El manejo equivocado de López Obrador en este tema, constituye un verdadero autosabotaje presidencial a las elecciones del 6 de junio próximo. ¿O acaso pensará el mandatario nacional que la sociedad, que las familias de esos trabajadores de la salud, y que los propios médicos y enfermeras que ansían y necesitan la vacuna, van a olvidar ese desprecio del jefe de la república y primer morenista de México a los que están en posiciones de atención a enfermos o portadores del virus, sin más defensa que la fe y la sana distancia? 

Desde luego que esos mexicanos no lo perdonarán como presidente, y como castigo electoral, hasta podrían cambiar el destino de su voto hacia otros partidos distintos a MORENA.

Veamos los números reales y contantes y que debieran ser preocupantes.
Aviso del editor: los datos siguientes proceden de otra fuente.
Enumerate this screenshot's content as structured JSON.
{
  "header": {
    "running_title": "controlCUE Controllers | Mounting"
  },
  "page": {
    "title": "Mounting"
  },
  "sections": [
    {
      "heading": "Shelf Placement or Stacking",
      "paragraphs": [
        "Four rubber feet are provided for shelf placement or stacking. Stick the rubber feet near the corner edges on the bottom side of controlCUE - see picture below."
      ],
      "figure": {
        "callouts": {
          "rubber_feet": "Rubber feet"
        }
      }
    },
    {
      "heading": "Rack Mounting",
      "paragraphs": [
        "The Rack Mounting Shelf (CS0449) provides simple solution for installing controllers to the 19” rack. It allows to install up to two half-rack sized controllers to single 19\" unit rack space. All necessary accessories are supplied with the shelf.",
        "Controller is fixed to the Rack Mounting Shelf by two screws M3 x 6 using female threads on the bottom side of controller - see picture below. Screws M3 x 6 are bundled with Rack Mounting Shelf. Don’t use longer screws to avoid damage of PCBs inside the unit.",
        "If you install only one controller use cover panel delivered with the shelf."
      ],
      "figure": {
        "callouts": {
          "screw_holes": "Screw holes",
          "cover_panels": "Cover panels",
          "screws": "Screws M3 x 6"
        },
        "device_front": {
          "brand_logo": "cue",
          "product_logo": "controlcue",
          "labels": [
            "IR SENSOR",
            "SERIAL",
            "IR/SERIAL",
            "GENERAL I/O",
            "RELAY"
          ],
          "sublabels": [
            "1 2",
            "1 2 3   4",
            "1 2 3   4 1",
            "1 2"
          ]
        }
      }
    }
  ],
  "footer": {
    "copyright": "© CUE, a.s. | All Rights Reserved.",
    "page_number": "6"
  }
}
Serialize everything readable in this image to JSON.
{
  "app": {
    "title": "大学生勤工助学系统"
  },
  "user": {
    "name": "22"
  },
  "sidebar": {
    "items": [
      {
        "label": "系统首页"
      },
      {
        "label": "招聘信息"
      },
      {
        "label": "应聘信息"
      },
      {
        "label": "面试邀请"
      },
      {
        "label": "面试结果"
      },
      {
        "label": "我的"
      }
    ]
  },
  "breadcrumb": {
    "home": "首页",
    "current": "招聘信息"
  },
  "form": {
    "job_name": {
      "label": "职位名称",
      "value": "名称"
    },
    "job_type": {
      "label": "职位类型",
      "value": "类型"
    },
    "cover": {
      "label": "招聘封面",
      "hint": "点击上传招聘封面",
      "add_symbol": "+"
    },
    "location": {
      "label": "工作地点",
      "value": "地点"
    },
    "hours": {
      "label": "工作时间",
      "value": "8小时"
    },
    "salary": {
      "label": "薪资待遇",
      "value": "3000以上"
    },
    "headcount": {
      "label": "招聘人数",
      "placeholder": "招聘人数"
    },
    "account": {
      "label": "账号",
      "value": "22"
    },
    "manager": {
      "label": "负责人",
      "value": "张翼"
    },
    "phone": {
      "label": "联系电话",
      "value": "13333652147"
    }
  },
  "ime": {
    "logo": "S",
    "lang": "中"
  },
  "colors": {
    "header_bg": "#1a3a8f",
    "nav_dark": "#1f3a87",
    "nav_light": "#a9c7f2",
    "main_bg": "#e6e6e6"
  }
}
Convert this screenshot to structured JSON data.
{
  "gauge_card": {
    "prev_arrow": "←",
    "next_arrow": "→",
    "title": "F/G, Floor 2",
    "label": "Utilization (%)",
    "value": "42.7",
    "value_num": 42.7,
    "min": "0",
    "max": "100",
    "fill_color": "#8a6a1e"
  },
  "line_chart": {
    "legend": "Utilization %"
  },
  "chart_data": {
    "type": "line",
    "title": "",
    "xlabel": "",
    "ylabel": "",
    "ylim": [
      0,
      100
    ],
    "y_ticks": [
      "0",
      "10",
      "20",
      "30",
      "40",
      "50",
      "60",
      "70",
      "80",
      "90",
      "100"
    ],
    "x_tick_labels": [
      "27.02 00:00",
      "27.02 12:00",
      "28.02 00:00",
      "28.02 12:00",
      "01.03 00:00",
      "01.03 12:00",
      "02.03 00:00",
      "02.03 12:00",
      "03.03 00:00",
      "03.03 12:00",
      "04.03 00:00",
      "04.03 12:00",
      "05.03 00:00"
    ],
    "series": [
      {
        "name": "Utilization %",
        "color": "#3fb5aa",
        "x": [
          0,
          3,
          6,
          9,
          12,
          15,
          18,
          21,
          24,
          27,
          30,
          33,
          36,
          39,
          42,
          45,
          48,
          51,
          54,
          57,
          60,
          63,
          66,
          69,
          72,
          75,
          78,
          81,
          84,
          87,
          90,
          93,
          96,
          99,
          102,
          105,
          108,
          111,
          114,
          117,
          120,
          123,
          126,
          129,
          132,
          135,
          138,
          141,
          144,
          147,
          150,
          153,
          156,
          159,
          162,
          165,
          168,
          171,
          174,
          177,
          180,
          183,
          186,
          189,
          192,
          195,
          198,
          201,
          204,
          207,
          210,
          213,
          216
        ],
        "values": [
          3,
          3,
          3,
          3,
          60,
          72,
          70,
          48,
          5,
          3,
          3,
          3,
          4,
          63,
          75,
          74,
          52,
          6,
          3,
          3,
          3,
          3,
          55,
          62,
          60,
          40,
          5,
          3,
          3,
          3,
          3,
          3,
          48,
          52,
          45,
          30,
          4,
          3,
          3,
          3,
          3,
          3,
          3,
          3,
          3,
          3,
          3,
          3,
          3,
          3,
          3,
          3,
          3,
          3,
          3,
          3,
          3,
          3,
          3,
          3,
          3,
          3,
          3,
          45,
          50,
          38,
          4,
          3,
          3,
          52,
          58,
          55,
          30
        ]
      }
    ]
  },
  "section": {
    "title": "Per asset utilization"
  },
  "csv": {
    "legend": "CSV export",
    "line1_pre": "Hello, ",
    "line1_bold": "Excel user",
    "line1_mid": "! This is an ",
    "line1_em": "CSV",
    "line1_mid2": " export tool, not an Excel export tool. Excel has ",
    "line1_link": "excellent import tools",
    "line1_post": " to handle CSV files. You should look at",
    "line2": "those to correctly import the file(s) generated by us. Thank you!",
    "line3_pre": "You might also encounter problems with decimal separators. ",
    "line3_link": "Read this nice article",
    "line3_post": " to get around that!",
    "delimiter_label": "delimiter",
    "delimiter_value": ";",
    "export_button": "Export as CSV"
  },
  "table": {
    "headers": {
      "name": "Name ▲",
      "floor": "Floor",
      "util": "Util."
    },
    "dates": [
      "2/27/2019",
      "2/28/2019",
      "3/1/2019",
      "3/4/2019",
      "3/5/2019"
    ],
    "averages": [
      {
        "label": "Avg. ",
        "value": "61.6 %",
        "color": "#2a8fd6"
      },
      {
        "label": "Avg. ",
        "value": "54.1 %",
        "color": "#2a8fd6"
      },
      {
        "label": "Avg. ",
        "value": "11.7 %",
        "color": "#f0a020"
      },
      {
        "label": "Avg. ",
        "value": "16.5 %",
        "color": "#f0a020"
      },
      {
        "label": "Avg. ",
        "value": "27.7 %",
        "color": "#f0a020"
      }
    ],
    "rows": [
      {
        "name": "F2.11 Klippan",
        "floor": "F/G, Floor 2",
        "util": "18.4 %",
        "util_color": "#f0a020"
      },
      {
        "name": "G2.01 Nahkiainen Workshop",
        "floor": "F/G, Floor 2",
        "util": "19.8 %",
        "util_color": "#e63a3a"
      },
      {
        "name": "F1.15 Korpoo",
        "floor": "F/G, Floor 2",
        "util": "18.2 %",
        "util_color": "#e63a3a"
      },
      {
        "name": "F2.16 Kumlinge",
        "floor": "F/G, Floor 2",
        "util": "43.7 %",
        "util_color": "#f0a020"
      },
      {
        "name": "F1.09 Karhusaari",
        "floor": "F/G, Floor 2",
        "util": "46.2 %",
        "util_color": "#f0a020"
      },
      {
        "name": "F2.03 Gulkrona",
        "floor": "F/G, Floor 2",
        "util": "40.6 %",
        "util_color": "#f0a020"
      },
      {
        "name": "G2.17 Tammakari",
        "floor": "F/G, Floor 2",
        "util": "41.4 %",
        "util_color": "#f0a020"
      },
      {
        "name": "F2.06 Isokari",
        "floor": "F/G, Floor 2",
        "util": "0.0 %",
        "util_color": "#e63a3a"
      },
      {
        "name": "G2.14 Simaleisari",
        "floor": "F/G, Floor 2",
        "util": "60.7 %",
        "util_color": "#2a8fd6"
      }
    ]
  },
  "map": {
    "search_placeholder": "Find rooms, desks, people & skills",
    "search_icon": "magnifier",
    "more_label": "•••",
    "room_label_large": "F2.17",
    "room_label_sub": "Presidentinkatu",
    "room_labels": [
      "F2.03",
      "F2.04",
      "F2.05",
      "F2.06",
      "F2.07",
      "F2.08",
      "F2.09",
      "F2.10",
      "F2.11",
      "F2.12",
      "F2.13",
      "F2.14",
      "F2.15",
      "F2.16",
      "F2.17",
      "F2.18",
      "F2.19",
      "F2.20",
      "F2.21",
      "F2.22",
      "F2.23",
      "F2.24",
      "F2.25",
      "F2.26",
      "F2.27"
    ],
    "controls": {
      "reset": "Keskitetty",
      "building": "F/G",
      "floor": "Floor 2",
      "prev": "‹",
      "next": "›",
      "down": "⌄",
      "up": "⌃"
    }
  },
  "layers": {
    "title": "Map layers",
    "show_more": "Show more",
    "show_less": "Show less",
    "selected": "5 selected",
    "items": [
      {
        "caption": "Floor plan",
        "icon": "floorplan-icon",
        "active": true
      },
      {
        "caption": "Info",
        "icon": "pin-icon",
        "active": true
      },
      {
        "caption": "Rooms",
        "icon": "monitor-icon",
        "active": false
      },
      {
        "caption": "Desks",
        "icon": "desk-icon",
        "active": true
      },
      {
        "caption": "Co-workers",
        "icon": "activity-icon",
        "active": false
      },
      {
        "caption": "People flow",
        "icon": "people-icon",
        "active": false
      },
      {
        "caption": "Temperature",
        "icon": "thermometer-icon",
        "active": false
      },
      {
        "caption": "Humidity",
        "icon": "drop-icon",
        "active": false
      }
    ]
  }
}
A finales de 2018 el INEGI informó que en el sector salud nacional estaban registrados 2 millones, 204 mil, 897 puestos de trabajo pagado, representando el 5.1% del empleo remunerado total de la nación.

De ese total, el INEGI encontró que el 50.8 % eran del sector público y el 49.2 % estaban en el sector privado.

Y entonces surgen dos preguntas básicas: ¿A cuántos amigos y familiares de esos 2.2 millones de trabajadores de la salud, que AMLO no puede o no quiere vacunar rápidamente, les causó indignación, decepción y coraje la decisión y la negligencia obradorista? ¿Cuántos de ellos no están dispuestos a emitir el voto en favor de las fórmulas morenistas el 6 de junio, como natural reciprocidad o venganza?

Muchos de ellos seguramente no quieren saber nada del tabasqueño, o de lo que huela a él. Y si se suman los padres y familiares de los niños sin medicamentos contra el cáncer y otras graves enfermedades que ya no atiende el IMSS, el problema se pronostica de peor forma.

La falta de vacuna y de atención puede ser mucha medicina contra los candidatos morenistas este 6 de junio. Y si se analiza todo el conjunto de circunstancias, cualquiera puede afirmar que estamos contemplando un magistral autosabotaje al estilo palacio o como afirman muchos: AMLO miente por naturaleza y engaña por bajeza.